The recognition engine was also evaluated in real-world conditions. The performance achieved in the real-world setup is comparable to the results of the laboratory evaluation. It proves that the anechoic chamber makes a good way to simulate conditions of the acoustic environment. Hence, in the light of the achieved results it is to conclude that the results of this work will translate to the real-world case.

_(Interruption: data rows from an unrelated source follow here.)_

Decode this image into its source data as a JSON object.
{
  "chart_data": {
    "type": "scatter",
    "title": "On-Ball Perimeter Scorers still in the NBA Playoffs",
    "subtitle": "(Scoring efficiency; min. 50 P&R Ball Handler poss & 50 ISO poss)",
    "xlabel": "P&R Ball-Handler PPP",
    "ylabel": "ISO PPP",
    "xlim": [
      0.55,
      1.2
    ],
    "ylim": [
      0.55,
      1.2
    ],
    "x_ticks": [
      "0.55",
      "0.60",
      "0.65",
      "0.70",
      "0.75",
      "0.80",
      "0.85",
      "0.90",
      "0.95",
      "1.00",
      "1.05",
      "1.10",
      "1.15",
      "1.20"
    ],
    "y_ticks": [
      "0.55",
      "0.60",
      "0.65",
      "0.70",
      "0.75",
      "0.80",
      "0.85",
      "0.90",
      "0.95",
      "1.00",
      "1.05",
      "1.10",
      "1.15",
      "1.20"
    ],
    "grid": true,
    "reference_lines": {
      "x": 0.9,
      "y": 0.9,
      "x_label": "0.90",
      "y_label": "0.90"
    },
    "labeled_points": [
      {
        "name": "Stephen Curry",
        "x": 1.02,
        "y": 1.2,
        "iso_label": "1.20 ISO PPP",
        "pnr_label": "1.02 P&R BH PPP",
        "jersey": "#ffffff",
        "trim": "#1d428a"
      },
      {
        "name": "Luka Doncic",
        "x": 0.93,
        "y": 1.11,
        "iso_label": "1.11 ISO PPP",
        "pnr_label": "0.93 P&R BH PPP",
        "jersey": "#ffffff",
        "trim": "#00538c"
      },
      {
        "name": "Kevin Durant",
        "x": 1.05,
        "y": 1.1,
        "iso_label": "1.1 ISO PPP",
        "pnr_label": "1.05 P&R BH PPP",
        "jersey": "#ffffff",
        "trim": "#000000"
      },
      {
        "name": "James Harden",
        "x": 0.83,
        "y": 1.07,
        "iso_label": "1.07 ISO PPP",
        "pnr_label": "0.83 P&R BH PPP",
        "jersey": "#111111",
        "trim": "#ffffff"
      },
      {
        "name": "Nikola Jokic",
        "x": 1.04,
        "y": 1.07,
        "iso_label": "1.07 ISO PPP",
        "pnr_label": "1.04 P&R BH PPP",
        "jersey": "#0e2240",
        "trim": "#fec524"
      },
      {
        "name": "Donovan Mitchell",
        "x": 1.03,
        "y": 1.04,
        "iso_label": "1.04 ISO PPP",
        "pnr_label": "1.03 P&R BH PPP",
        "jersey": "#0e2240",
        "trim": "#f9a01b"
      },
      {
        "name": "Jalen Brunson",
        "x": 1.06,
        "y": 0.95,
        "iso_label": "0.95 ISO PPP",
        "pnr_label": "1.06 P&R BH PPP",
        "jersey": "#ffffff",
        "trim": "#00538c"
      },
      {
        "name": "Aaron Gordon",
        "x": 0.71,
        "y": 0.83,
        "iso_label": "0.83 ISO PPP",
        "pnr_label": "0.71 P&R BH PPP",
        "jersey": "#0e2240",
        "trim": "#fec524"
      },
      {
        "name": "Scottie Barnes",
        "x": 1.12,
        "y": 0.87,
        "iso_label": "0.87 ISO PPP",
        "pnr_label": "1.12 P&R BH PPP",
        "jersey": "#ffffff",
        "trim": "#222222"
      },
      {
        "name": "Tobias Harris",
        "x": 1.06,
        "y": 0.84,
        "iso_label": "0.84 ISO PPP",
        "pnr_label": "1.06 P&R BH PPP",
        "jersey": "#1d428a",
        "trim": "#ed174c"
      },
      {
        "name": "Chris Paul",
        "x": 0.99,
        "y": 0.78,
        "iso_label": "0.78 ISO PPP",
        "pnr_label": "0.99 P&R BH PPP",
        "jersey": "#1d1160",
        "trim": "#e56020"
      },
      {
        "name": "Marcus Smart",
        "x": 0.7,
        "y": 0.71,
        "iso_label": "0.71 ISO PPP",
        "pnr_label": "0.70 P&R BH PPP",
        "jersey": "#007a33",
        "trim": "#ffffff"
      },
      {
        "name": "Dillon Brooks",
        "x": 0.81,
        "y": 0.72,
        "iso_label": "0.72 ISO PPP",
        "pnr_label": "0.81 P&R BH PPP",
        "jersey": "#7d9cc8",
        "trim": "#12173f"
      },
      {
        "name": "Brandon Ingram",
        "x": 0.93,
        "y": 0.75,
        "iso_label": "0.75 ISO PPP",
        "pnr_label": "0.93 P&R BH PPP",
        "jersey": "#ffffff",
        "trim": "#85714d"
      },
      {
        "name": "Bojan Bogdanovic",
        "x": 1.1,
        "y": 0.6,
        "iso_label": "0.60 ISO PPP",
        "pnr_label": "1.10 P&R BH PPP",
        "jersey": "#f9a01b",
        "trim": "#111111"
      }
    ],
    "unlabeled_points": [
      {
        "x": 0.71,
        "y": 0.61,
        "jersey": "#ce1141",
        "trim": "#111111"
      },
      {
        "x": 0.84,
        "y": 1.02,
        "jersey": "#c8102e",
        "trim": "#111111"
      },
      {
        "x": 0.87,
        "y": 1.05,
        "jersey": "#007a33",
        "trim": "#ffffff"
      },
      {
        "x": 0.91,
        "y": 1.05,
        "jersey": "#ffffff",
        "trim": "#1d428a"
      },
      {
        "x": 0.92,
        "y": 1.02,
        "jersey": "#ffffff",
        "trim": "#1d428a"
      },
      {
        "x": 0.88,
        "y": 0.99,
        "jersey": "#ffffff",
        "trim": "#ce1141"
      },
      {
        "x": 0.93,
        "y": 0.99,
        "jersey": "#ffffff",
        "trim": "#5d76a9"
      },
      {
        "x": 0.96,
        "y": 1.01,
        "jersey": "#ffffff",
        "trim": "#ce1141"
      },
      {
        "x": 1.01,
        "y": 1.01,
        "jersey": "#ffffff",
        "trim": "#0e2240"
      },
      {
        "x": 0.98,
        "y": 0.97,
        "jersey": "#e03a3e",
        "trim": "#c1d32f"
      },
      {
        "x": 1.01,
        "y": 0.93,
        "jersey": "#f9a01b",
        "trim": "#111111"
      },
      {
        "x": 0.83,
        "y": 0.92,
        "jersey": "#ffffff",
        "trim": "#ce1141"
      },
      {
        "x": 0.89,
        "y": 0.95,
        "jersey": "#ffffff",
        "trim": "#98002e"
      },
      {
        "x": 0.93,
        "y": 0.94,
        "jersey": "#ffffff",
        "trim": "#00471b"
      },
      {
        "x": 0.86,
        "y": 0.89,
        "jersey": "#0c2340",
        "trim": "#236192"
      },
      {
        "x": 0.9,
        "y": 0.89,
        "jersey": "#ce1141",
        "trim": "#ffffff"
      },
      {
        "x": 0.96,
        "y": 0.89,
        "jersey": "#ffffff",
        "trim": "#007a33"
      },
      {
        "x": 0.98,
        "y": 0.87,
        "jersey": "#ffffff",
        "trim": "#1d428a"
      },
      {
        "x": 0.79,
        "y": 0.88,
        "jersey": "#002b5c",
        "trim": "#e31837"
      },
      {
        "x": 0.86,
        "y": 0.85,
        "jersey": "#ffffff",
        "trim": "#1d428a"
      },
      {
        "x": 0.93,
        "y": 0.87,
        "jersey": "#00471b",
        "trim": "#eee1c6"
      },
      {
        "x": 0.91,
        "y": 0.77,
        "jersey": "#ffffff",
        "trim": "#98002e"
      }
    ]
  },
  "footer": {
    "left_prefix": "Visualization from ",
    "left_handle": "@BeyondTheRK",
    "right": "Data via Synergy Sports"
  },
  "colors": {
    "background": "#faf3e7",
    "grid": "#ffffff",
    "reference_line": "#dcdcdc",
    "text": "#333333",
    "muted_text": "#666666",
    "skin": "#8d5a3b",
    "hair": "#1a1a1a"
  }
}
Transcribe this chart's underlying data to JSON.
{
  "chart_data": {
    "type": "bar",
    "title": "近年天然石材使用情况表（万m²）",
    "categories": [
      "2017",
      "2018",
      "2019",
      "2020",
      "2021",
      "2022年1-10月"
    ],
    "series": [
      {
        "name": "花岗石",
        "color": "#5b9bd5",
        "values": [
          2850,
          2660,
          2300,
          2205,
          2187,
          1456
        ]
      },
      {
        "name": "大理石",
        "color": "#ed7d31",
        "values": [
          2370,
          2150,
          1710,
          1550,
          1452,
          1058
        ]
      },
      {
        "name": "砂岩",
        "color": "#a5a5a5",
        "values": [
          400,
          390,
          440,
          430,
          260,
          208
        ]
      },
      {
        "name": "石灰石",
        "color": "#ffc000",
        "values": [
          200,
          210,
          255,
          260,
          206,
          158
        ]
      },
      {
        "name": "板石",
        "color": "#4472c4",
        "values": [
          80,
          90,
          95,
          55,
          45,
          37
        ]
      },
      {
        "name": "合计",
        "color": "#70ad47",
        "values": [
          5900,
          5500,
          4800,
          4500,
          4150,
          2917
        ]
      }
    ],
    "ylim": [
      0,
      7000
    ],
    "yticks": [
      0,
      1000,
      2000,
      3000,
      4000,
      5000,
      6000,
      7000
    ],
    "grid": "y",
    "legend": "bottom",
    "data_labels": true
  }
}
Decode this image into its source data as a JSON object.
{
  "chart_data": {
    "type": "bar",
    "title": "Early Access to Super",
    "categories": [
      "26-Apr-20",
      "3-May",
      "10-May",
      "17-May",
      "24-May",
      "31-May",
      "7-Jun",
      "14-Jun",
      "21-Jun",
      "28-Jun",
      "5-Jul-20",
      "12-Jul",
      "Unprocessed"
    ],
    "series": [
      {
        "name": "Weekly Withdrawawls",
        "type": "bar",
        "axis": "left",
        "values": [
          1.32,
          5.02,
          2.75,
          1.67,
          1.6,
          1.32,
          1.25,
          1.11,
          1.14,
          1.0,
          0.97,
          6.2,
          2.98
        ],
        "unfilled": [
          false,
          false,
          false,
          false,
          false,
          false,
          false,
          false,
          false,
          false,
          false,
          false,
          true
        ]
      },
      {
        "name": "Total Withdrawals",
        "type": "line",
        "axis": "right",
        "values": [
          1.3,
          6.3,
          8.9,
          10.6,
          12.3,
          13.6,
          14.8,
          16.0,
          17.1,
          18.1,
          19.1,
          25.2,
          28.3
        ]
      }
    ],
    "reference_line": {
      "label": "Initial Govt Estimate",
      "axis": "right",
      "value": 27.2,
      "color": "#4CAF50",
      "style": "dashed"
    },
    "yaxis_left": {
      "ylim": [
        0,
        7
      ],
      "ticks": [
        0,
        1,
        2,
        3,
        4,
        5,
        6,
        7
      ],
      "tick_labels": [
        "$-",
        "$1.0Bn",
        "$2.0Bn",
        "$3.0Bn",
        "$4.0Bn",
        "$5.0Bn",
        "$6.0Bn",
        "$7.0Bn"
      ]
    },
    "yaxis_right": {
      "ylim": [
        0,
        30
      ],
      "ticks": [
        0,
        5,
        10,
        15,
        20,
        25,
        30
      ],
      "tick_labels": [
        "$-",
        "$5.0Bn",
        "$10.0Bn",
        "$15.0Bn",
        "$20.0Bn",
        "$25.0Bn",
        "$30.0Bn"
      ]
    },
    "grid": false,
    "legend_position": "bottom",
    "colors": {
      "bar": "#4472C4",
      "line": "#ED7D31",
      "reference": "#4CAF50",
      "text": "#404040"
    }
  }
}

For the localization technique considered, the accuracy was strongly connected to the SNR value. Its accuracy was high for SNR greater than 15 dB for impulsive sounds events and for SNR greater than 5 dB for scream cases. Moreover, the type of disturbing noise also had a principal influence on the results obtained. Traffic noise had the lowest impact on localization precision as opposed to indoor noise. The application of other digital signal processing techniques, such as band pass or recursive filtration, can significantly increase the accuracy of the sound source localization. Another essential improvement for localization, especially for impulsive sounds, could be made by changing the frame length. The frame length used, of about 85 ms, could be too wide for impulsive sound events, whereas such a frame length was appropriate for scream events.

In a related work the aspect of decision making time was investigated [24]. In a practical automatic surveillance system the latency is very important. It was shown that owing to parallel processing, the time needed to make the decision can be reduced to approximately 100 ms. Such a value is comparable with the so-called low-latency audio applications. One of the key findings of this related article is that the algorithms introduced in that work are capable of very fast online operation.

To summarize, the research has proved that the engineered methods for recognizing and localizing acoustic events are capable of operating in noisy conditions with moderate noise levels preserving an adequate accuracy. It is possible to implement the methods in an environmental audio surveillance system, working in both indoor and outdoor conditions. The proposed novel detection algorithms are able to robustly detect events even with SNRs below 0. As expected, the classification of acoustic events is more prone to errors in the presence of noise. However, some events are still accurately recognized at low SNRs.